A year before, Ponce de Leon had established a small settlement west of San Juan Bay. He now moved the settlement to a place known as Puerto Rico (rich port) and gave it the name "San Juan Bautista de Puerto Rico." Over the years, the town would come to be known as San Juan while the name of the island became Puerto Rico.
Because of its location and excellent harbor, San Juan became an important stopping off point for the convoys taking gold and other precious items from the New World to Spain. The town grew prosperous.
This, of course, attracted the interest of the other European powers. As a result, San Juan's history is marked by numerous battles.
In 1595, the English under Sir Francis Drake unsuccessfully attempted to take the city.
A few years later, in 1598, the English under the Earl of Cumberland tried again. They were somewhat more successful but had to abandon the siege when exhaustion and sickness befell the troops.
The Dutch burnt the city in 1625 but were unable to take the fortress of El Morro.
In 1797, the British under Sir Ralph Abercrombie made yet another unsuccessful attempt at invasion.

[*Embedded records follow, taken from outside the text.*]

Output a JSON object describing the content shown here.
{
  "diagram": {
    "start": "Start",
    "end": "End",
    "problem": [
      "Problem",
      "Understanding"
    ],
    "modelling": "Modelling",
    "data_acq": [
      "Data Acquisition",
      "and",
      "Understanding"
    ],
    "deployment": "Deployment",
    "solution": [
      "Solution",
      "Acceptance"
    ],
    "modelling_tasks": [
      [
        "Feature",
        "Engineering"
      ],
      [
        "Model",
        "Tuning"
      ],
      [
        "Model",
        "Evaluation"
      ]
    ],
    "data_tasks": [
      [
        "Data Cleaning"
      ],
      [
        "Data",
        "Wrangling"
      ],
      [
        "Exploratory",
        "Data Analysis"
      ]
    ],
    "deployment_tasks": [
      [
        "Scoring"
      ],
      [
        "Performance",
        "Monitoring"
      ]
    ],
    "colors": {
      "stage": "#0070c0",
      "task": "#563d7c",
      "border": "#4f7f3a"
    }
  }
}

These continual attacks led the Spanish to fortify the city. A massive wall was built around the city and two enormous fortresses were constructed. The remains of these fortifications continue to dominate the Old San Juan section of the city today.
During the Spanish American War, one of the fortresses exchanged fire with U.S. Navy ships. Although this was an inconclusive engagement, the peace treaty ending that war passed control of Puerto Rico to the United States in 1899.
In 1947, Felisa Rincon de Gautier was elected mayor of San Juan thus becoming the first female mayor of a capital city in the Americas. She remained mayor until 1969.
The San Juan Uprising took place in 1950 when militants seeking independence unsuccessfully attacked La Forteleza, the governor's residence.
Two years later, Puerto Rico ratified its own constitution and became a self-governing commonwealth of the United States with San Juan the seat of government.
Subsequently, there have been three plebiscites asking whether the island should become independent, become a state or stay as it is. Each time the majority has favored the last option.